15 Marzo 2023

Il “governo” dell’acqua entra nel XXI secolo

L’acqua dolce è diventata una risorsa scarsa, anche al Nord. Mentre l’Europa chiede nuovi impegni sugli inquinanti e sul riuso. Serve allora una strategia che dia indirizzi coerenti per affrontare la situazione in un’ottica di medio-lungo termine.

L’intervento di Donato Berardi su Lavoce.info.

Il “problema acqua” dagli inizi del Novecento agli anni Novanta

La primavera e l’estate del 2022 ci hanno regalato un assaggio delle conseguenze di un clima che cambia. Ne avevamo già parlato su lavoce.info. Il 2023 si annuncia già peggiore perché, salvo un rinforzo delle piogge primaverili, è molto probabile che gli effetti della scarsità d’acqua saranno ancora più intensi. Ne abbiamo i primi sentori: il Po a Torino ha una portata inferiore del 35 per cento rispetto ai livelli già bassi del 2022; autobotti portano l’acqua potabile nei paesi montani del Cuneese e del Verbano e c’è chi lancia l’allarme “rubinetti asciutti” per 3,5 milioni di italiani.

Chi ha visitato la città di Matera sa che, in tempi antichi, gli abitanti si erano prodigati per scavare una enorme vasca nel tufo, il Palombaro Lungo, proprio sotto il centro cittadino: una cisterna per raccogliere l’acqua piovana. Una testimonianza di come alcune aree del nostro paese siano abituate a convivere con la scarsità idrica; conosciamo il problema e abbiamo le capacità per approntare soluzioni di adattamento.

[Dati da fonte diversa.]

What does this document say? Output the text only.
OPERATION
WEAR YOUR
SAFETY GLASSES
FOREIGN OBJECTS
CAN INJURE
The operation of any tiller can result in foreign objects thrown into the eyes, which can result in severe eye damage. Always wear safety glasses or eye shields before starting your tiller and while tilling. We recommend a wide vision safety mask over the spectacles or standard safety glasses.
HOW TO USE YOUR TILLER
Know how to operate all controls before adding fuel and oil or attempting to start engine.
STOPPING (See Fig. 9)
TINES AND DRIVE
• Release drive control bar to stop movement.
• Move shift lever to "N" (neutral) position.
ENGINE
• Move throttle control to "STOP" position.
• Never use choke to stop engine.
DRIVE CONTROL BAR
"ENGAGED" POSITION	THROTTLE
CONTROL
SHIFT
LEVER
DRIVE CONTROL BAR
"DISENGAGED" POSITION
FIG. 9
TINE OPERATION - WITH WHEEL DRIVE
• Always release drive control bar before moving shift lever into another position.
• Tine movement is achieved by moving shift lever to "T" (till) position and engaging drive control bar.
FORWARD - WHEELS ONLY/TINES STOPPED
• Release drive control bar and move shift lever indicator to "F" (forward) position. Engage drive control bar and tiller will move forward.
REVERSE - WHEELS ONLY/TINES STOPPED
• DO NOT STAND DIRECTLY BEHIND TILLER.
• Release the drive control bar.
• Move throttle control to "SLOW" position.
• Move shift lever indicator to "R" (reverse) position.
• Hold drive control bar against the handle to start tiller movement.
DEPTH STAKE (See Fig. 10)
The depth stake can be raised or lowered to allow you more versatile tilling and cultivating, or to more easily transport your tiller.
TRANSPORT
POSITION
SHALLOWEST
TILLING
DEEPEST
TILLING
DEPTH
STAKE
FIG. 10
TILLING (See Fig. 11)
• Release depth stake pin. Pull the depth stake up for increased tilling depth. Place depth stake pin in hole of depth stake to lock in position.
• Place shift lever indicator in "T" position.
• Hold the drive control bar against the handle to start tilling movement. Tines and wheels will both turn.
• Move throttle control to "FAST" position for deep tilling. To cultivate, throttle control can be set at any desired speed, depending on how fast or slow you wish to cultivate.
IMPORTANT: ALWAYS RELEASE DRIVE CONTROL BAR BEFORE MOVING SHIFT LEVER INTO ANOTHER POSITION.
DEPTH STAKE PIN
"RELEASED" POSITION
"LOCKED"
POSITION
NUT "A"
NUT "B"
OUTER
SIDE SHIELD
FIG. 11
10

Una preoccupazione, quella della mancanza di acqua, che già agli inizi del Novecento aveva condotto alla nascita di adduttrici e acquedotti interregionali. L’Acquedotto pugliese è nato in questa prospettiva: dare l’acqua a una regione, la Puglia, che ne è povera; anni dopo la diga di Ridracoli, nell’Appennino tosco-romagnolo viene realizzata per placare la sete di una vasta area della Riviera romagnola, ponendo le premesse per lo sviluppo in una zona che oggi ospita milioni di presenze turistiche.

È un percorso che nel secondo dopoguerra è stato rafforzato e sostenuto dagli interventi della Cassa del Mezzogiorno con la realizzazione di dighe, interconnessioni e invasi: un modello che è stato la salvezza del Sud Italia e che andrebbe riproposto anche nelle regioni del Nord, per equilibrare le diverse disponibilità di acqua.

Quello che è successo dopo è storia recente. Alla metà degli anni Novanta la legge Galli ha indicato la via della gestione industriale del ciclo dell’acqua, basata su ambiti territoriali ottimali, sull’abbandono delle gestioni dirette da parte dei comuni e la sostituzione della tariffa alle tasse per finanziare il servizio, così da costruire un legame chiaro e diretto (corrispettivo, direbbero i giuristi) tra la qualità e la quantità del servizio goduto e il suo costo. Un percorso nel quale sono stati fatti molti passi avanti, soprattutto con la regolazione Arera, ma che ancora non può dirsi compiuto. Un percorso che ha un limite: è focalizzato sul perimetro degli usi civili, i cittadini e le attività economiche che gravitano intorno alle aree urbane, e non contempla la scarsità della risorsa e la necessità di regolamentare gli altri usi, in particolare quello agricolo e industriale, che da sempre sono rimasti ai margini del perimetro, e che, anche quando coinvolti, hanno sempre goduto di tariffe agevolate.